Document Type : Research Articles
Immunology of Infectious Diseases Research Center, Research Institute of Basic Medical Sciences, Rafsanjan University of Medical Sciences, Rafsanjan, Iran.
Molecular Medicine Research Center, Research Institute of Basic Medical Sciences, Rafsanjan University of Medical Sciences, Rafsanjan, Iran.
Department of Clinical Biochemistry, Faculty of Medicine, Rafsanjan University of Medical Sciences, Rafsanjan, Iran.
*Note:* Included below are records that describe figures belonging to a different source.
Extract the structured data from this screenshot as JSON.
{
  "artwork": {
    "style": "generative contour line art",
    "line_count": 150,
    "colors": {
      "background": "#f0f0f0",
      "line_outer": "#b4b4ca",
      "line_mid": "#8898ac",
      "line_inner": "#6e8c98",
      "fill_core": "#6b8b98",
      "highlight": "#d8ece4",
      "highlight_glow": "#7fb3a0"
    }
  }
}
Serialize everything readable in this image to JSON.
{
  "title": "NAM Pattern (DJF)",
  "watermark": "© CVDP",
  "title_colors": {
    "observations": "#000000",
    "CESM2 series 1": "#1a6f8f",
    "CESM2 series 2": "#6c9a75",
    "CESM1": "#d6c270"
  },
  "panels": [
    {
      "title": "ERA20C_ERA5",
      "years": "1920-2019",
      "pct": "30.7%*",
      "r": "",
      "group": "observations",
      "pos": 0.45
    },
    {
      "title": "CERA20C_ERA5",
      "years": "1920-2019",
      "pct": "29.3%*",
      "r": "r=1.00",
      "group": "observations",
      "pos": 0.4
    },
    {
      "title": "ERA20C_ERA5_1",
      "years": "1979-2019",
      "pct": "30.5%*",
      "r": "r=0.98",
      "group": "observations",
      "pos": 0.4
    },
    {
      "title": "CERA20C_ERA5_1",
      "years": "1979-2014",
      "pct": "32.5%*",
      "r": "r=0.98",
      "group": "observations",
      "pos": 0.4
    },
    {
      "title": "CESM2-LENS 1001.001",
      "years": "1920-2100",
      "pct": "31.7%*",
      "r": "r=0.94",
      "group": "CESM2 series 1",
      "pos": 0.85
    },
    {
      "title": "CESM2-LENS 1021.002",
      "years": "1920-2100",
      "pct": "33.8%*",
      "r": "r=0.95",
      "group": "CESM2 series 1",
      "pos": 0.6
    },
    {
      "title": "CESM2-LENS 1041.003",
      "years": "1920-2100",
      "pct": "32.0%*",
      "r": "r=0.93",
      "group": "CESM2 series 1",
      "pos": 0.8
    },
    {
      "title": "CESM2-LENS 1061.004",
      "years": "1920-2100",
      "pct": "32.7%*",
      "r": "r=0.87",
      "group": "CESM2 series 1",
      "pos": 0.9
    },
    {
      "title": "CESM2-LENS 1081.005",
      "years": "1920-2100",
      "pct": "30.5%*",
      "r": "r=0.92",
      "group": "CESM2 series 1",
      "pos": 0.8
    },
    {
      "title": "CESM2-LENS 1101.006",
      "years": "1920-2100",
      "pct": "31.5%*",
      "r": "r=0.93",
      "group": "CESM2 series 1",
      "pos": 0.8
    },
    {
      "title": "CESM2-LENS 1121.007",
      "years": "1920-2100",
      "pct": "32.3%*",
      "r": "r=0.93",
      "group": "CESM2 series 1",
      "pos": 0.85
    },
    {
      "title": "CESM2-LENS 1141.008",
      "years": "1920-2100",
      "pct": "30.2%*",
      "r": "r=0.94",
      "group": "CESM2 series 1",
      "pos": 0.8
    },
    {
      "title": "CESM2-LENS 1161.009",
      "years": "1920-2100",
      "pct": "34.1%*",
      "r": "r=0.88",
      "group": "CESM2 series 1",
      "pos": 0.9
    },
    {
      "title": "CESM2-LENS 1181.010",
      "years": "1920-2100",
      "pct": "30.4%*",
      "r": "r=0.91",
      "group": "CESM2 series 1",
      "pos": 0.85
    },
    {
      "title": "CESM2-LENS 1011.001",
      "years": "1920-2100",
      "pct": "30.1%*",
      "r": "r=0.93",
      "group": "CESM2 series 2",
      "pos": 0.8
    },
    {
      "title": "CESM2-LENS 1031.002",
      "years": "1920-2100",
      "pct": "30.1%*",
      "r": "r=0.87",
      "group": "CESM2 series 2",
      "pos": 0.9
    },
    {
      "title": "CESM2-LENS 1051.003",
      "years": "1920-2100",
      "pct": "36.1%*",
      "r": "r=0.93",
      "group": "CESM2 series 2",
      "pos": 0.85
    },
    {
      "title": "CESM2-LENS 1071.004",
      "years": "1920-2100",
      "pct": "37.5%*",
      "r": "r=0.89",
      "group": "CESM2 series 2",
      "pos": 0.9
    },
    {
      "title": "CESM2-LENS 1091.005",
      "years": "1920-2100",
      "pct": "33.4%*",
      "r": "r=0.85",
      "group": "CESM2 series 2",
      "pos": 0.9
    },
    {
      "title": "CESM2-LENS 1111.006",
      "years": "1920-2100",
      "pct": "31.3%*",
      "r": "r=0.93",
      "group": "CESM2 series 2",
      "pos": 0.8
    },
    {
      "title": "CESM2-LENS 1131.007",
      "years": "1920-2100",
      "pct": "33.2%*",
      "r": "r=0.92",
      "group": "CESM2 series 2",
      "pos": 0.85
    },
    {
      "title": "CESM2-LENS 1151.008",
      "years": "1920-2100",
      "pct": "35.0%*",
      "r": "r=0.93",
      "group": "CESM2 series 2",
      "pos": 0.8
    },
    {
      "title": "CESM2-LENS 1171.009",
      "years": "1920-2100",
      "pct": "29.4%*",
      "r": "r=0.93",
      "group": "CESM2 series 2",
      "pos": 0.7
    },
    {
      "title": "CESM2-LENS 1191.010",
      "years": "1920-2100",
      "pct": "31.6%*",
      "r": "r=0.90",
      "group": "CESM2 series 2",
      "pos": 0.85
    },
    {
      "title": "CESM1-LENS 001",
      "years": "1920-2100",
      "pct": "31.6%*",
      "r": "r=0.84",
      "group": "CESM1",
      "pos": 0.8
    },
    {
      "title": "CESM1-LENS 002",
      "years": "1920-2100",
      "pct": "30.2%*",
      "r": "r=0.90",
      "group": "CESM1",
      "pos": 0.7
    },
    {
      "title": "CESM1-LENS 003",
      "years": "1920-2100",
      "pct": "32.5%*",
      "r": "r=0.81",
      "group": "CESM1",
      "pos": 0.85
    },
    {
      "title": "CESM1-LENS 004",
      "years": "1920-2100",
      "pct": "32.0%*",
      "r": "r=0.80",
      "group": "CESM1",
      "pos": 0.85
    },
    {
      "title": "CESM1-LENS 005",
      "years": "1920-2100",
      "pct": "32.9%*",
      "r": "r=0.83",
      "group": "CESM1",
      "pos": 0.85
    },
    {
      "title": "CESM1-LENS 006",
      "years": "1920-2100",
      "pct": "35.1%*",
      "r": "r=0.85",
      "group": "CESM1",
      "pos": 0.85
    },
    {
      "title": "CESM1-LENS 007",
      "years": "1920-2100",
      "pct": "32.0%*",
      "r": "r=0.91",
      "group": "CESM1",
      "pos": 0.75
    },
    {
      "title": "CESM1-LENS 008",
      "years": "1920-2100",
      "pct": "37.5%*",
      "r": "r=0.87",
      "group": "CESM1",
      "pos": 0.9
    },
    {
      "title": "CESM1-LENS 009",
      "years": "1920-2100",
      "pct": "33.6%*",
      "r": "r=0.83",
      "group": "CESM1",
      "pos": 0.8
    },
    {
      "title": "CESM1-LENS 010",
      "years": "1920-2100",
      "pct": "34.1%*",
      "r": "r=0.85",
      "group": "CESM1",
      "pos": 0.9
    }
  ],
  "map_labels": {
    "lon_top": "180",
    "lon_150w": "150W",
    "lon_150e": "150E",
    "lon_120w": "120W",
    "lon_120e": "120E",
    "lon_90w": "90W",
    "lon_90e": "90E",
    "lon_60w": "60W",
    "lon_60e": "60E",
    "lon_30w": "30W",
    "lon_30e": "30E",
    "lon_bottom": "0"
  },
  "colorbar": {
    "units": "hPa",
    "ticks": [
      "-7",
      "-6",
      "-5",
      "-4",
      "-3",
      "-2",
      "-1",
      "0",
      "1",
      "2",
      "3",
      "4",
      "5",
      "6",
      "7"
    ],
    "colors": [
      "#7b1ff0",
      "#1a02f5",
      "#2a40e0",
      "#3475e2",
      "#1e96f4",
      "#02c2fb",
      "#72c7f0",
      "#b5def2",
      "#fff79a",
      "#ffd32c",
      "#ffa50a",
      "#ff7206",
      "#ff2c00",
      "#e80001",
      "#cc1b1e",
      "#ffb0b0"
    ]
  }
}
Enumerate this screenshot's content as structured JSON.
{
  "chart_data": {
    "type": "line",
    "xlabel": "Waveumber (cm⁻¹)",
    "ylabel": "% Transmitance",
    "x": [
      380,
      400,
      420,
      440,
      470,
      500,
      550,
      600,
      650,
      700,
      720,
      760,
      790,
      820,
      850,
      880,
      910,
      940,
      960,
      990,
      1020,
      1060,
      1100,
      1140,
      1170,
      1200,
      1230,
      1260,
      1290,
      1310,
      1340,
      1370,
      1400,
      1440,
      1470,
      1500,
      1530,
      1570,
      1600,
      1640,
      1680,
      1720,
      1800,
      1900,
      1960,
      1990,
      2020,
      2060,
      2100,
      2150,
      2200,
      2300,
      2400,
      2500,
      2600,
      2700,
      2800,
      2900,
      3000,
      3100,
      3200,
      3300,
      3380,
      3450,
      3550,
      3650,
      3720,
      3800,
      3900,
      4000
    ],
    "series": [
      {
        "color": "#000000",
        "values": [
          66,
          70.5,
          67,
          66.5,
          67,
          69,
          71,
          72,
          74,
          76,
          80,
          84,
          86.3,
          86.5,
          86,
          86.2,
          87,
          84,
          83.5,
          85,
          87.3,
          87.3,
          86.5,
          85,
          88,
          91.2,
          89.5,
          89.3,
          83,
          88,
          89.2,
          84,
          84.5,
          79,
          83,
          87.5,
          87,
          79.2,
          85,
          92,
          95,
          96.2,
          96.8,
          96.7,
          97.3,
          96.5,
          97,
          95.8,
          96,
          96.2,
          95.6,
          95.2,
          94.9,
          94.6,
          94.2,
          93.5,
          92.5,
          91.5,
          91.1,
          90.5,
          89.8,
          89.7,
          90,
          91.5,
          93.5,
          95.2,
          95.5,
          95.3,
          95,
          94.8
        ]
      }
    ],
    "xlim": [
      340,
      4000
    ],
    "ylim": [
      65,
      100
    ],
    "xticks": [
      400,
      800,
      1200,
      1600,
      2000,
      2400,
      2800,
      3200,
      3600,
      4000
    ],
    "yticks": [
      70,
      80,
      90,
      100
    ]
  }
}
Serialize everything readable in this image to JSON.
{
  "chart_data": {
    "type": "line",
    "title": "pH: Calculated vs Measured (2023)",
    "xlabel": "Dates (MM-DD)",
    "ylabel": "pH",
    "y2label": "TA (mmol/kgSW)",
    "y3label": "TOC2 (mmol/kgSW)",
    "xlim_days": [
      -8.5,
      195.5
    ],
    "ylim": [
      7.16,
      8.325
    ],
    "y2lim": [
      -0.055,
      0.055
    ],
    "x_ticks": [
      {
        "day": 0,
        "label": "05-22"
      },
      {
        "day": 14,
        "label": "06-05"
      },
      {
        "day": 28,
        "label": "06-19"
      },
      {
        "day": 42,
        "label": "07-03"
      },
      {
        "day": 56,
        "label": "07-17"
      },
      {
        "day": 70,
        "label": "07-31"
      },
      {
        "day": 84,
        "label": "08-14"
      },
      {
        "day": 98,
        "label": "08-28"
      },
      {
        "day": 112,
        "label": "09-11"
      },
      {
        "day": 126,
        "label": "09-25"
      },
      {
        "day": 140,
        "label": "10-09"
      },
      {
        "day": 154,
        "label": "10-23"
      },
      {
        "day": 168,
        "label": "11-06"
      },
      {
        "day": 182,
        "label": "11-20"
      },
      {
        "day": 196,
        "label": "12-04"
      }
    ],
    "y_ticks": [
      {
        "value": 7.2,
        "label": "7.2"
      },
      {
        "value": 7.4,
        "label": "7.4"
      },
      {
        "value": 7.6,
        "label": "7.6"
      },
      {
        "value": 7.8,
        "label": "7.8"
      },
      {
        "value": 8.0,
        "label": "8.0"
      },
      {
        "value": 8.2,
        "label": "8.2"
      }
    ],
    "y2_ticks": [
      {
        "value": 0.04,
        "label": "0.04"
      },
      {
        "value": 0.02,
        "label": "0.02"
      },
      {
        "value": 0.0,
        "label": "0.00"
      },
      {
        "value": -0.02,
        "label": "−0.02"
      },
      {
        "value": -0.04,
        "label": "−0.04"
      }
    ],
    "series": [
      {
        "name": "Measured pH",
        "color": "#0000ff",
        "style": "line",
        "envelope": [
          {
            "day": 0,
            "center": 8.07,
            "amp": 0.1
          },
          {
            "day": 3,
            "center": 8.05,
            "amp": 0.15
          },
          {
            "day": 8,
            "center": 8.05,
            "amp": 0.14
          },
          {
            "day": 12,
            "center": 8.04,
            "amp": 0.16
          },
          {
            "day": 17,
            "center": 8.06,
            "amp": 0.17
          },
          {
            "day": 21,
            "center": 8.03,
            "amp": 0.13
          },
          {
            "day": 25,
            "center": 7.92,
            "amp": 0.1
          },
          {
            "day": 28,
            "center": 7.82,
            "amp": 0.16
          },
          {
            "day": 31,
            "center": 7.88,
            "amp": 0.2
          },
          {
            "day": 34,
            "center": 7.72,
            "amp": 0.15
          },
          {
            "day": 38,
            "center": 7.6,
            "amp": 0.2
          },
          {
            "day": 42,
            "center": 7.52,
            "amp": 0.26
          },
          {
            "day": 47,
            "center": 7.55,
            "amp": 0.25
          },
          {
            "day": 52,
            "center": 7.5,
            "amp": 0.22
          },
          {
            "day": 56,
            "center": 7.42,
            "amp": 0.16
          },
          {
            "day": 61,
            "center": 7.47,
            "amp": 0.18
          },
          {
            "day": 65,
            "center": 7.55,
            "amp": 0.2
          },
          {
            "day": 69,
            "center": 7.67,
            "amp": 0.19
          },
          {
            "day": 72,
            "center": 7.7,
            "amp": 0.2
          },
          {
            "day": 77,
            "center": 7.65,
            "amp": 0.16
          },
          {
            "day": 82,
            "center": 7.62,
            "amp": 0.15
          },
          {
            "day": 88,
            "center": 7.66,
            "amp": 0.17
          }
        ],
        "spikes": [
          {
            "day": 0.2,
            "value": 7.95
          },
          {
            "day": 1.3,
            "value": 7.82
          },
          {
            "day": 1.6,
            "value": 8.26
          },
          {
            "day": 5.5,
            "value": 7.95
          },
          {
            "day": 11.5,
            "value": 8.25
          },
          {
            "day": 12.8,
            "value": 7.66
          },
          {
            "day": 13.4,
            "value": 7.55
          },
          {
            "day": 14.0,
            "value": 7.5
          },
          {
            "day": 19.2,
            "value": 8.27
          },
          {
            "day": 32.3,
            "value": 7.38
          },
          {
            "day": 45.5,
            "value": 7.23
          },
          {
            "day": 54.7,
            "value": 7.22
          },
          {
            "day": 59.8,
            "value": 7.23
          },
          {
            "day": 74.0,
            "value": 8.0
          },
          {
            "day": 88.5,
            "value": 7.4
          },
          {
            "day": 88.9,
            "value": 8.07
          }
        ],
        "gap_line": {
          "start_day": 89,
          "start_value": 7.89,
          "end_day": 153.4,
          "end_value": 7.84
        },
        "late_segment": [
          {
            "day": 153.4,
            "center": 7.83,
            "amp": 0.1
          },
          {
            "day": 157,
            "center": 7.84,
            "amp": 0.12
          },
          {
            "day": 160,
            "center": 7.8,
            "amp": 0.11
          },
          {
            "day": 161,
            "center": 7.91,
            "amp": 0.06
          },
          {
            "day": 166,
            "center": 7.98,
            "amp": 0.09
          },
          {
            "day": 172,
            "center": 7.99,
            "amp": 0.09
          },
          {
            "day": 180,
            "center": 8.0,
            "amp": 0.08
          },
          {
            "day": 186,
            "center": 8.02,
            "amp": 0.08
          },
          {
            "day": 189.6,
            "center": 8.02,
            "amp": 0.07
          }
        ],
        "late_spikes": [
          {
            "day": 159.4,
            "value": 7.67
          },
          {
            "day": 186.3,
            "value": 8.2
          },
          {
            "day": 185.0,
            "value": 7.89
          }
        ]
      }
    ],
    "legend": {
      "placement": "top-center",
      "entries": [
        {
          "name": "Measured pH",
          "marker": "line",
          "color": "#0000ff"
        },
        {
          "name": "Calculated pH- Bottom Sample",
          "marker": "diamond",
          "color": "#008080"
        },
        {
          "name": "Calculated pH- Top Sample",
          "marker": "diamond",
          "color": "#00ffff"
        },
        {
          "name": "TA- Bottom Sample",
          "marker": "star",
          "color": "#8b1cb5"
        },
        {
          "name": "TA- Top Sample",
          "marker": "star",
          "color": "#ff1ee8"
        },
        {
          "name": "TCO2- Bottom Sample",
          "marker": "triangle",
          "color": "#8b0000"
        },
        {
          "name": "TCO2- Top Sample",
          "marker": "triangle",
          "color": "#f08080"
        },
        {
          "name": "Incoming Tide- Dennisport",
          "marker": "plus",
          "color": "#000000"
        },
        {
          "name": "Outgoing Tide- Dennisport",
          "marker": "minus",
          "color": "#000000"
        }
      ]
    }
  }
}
Objective: The present study aims to examine the effects of nisin on the survival and apoptosis of the hepatoma cell line HepG2 and to investigate possible apoptosis pathways activated by nisin. Materials and Methods: For this purpose, viability and apoptosis of the cells were accomplished by the nisin treatment using the MTT assay and Annexin-V-fluorescein/propidium iodide (PI) double staining, respectively. Additionally, the human apoptosis PCR array was performed to determine pathways or genes activated by nisin during possible apoptosis. Results: The results of the present study showed that nisin was able to decrease cell viability (IC50 ~ 40 µg/ml) in a dose-dependent manner and could induce apoptosis in HepG2 cells. PCR data indicated a considerable increase in the expression of genes, such as caspase and BCL2 families, involved in the induction of apoptosis. Conclusions: The data from this study showed that overexpression of genes involved in the intrinsic pathway of apoptosis, especially caspase-9 and BID, increased apoptosis in HepG2 cells treated by nisin, compared to the control group.